I just finished Richard McMurry’s “John Bell Hood and the War for Southern Independence.”
The book was originally published in 1982, but for many Civil War enthusiasts this look at Hood will still seem fresh and intriguing.
McMurry is no apologist for Hood. He recognizes the Kentuckian’s many faults and discusses them in detail. But he also takes issue with many of the common, though unfounded, perceptions of Hood held by many.
For instance, McMurry points out the series of crucial mistakes made by Hood on his campaign in Tennessee, but also examines more closely, and more reasonably, Hood’s reasons for striking north.
McMurry finds plenty of fault with both Hood and Gen. Joseph Johnston, who Hood replaced at the gates of Atlanta.
McMurry does a very good job describing the “dance of death” through North Georgia between Johnston and Sherman. Strangely, for a book about Hood, the author isn’t nearly as good describing the chess match between Hood and Sherman in the days right after the fall of Atlanta.

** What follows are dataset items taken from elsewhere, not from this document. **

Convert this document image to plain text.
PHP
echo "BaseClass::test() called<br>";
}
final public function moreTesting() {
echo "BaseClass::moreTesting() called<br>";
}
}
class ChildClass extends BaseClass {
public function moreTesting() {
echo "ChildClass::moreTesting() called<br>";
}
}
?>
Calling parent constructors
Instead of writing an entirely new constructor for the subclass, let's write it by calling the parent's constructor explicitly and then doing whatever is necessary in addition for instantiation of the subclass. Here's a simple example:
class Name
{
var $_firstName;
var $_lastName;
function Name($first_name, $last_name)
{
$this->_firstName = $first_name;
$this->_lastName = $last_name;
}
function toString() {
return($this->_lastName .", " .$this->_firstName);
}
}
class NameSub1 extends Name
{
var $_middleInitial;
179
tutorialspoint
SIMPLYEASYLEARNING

Sherman disappears from the story for too long as Hood wavers on what curse to pursue with his beaten but still dangerous army.
The battles of Franklin and Nashville are dispensed with quickly, as if the author was uncomfortable recounting the destruction of the Army of Tennessee. I also wish McMurry had written more on the performance of the Texas Brigade during and after Hood’s wounding at Gettysburg.
Complaints logged, I strongly recommend this book to anyone seriously interested in the Georgia-Tennessee theater of operations. To understand the calamity that befell the Confederacy’s second largest army, you have to understand John Bell Hood. McMurry’s book is a huge help in that regard.